The high tension rode deep into summer. No able help appeared from the outside. Now in retrospect I could say light-heartedly that God decided it was best for the change to come from within, though at that time there was no joke for all three of us. In a conference I heard about the principle of God’s design, which included the ten unchangeables in one’s life, parents being one among the ten. I have never thought about exchanging parents with someone (who knows? It could turn out even worse!) But it is also true that talking about the unchangeable usually comes with a sense of helplessness (external locus of control here). So you can imagine how I felt when I took my family as the fixed reality of life.
Soon after that, however, the healing came with accepting -- and thanking God for -- the unchangeables in my life. My parents are still my parents with their vulnerable moments. But I started to feel great joy in giving thanks for who my parents are and seeing them with God’s eyes. Yes, they are both full-time ministers in church. But they are also human, and as human they will never be perfect, no matter what wild imaginations one would have about a pastor and his family, and I confess the imaginative party once included me. Though busy in ministry, they are doing their best to provide me a blissful life, and showing me what it means to live a life for Christ. How they show their love may not always be pleasant, God has graciously taught me that they are able to love because He has first loved them. In the following years of college I continued to experience God’s work in my family, turning the heart of the parents to the child, and the heart of the child to the parents (Malachi 4:6, my paraphrase).

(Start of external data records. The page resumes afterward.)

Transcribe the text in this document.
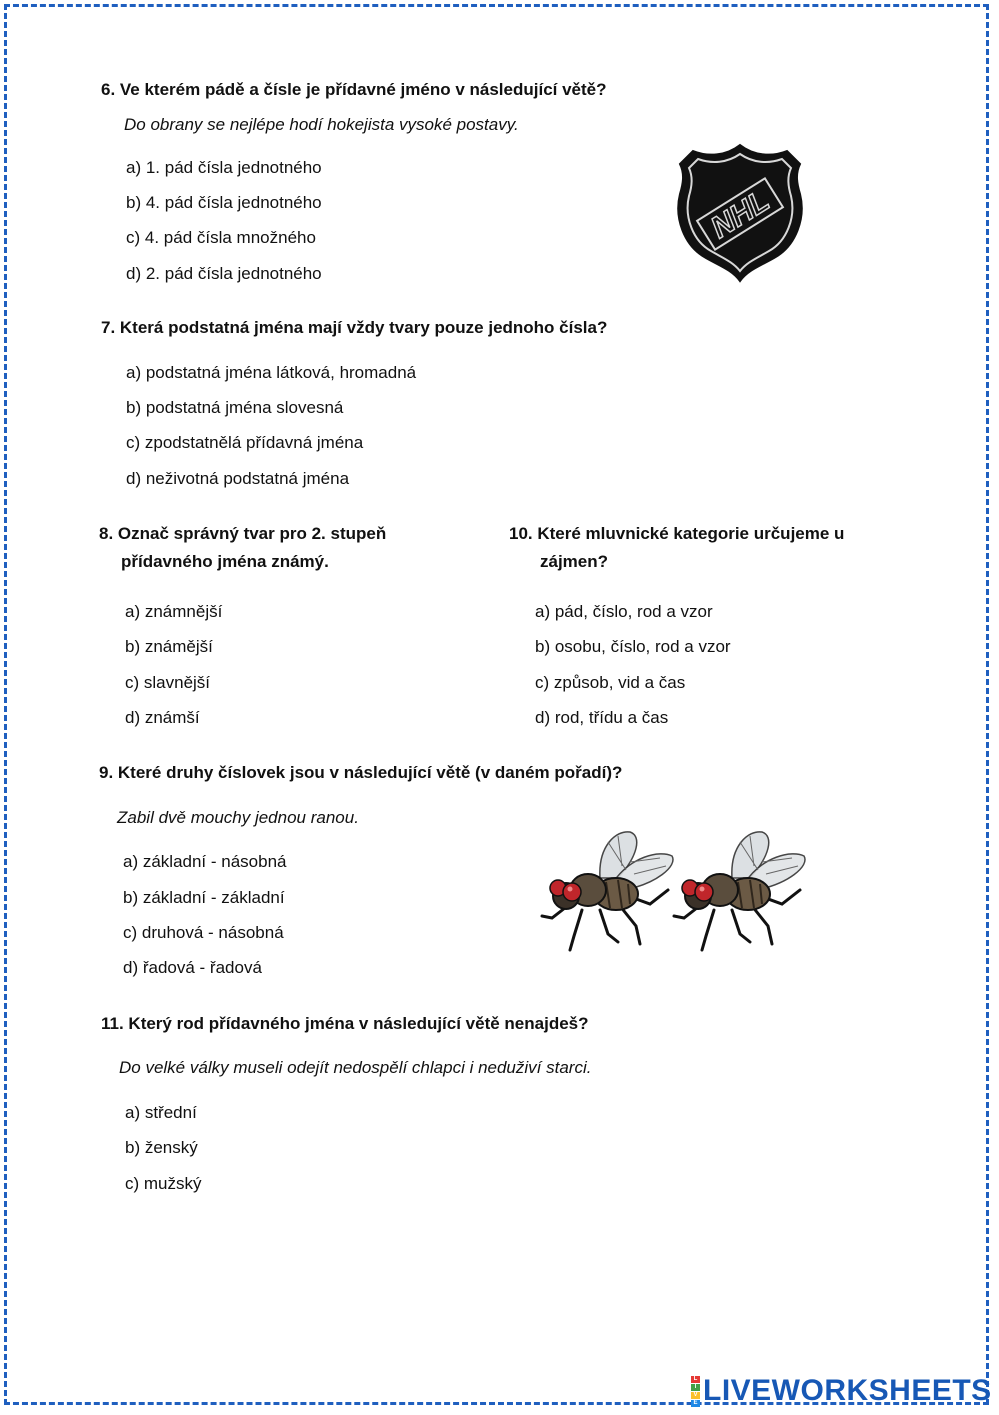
6. Ve kterém pádě a čísle je přídavné jméno v následující větě?
Do obrany se nejlépe hodí hokejista vysoké postavy.
a) 1. pád čísla jednotného
b) 4. pád čísla jednotného
c) 4. pád čísla množného
d) 2. pád čísla jednotného
NHL
7. Která podstatná jména mají vždy tvary pouze jednoho čísla?
a) podstatná jména látková, hromadná
b) podstatná jména slovesná
c) zpodstatnělá přídavná jména
d) neživotná podstatná jména
8. Označ správný tvar pro 2. stupeň
přídavného jména známý.
a) známnější
b) známější
c) slavnější
d) známší
10. Které mluvnické kategorie určujeme u
zájmen?
a) pád, číslo, rod a vzor
b) osobu, číslo, rod a vzor
c) způsob, vid a čas
d) rod, třídu a čas
9. Které druhy číslovek jsou v následující větě (v daném pořadí)?
Zabil dvě mouchy jednou ranou.
a) základní - násobná
b) základní - základní
c) druhová - násobná
d) řadová - řadová
11. Který rod přídavného jména v následující větě nenajdeš?
Do velké války museli odejít nedospělí chlapci i neduživí starci.
a) střední
b) ženský
c) mužský
L
I
V
E LIVEWORKSHEETS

Being the pastor’s family there are still limited people we can share our weaknesses with. But God has made it work that we can serve Him as a family, in cheer or in sorrow. There are times when we “roflol (roll on floor laugh out loud)” about the fun things in church. There are also moments when our home turn into a Gethsemane, where burden and sadness cumulate, and where comfort is found in coming together in God’s presence. I get to untangle a lot of doubts and discomforts with the help of my parents, and I never left my home and church until I came to Wheaton. My dad is still nosy and nagging (oh well, he’s a dad as well as a pastor, now I understand..) and my mom sometimes too smart to empathize with my stupid questions. But as I am writing, I am ready to testify that through God’s love and by God’s grace we are put together as a family to serve Him. I am sure my parents would say it is God's grace to make them God's servants. I will add for them that God has given them a double shot of grace to make them a great pastor, an outstanding Bible teacher and great parents at the same time. It works for me the same. It is God's grace to make me a PK, and God has added an awfully huge extra shot to it to make me a loved PK -- and to let all the love make sense and work together well.
To Mom and Dad: Today (the 11th) marks exactly three months since we said goodbye at the airport. I’ve often boasted that I am not very homesick -- but that's really because your love for me is so heartfelt that I knew I have carried part of you both with and within me wherever I go. Thank you for following God's call and at the same time staying involved in my life. Love and miss you both.